Say it again: TRACK-CHANGES IS NOT VERSION CONTROL.
"Version" implies, well, a version of a document, a stopping point, a revision of the whole. Tracking a version of a document is a point construct; not at all the same thing as tracking the flow of changes over the course of a period of work. One is a node, the other's an edge. One's a pixel, the other's a vector. Not the same thing.
Both are really useful, but they're different tools for different purposes. As the parent posted, if anyone in a workgroup hits "accept all changes" the tracking is gone. Anyone using track-changes as version control -- expecting never to accept changes, and worse, puttering along with the idea that rolling back through tens of thousands of incremental changes is a remotely practicable rollback function -- is a moron.
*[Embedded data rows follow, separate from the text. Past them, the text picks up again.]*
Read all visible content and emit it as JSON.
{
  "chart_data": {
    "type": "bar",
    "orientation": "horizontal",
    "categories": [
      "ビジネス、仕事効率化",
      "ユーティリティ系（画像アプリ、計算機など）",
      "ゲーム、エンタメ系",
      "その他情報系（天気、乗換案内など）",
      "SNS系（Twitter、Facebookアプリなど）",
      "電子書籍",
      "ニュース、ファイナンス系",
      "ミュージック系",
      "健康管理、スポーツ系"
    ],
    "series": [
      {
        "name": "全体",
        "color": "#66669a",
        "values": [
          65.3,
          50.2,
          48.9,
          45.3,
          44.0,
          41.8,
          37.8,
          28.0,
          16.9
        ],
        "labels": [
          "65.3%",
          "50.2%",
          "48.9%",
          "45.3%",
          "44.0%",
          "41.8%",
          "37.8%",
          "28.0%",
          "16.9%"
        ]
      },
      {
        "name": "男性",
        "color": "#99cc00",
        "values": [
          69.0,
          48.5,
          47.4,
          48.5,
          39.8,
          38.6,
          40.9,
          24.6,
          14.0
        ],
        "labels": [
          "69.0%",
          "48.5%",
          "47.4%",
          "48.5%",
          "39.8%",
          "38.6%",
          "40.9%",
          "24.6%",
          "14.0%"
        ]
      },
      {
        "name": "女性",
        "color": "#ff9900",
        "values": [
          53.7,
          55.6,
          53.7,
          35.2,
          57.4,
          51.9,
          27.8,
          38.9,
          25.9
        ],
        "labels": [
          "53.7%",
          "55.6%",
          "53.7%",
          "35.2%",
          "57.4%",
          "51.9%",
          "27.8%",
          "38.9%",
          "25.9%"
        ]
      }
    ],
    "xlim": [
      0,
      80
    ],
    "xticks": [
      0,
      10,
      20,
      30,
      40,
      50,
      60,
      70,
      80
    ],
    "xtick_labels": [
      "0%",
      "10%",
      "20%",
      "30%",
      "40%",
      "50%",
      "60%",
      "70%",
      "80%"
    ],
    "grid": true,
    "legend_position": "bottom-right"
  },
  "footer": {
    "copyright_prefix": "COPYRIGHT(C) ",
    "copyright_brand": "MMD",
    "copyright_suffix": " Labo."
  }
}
On the other hand, true version control is analgous to an audit function. Writers in a workgroup should not be able to defeat version control adopted by that workgroup. Seriously, it should not be easy to lose track of versions or toast the ability to roll back to an earlier version, which in the current state of word processing software (local or in the cloud) means version control has to be external to the document itself. Google Docs' record of explicit saves is pretty close. Wikipedia's history of change commits is dead on. Track-changes is something else entirely.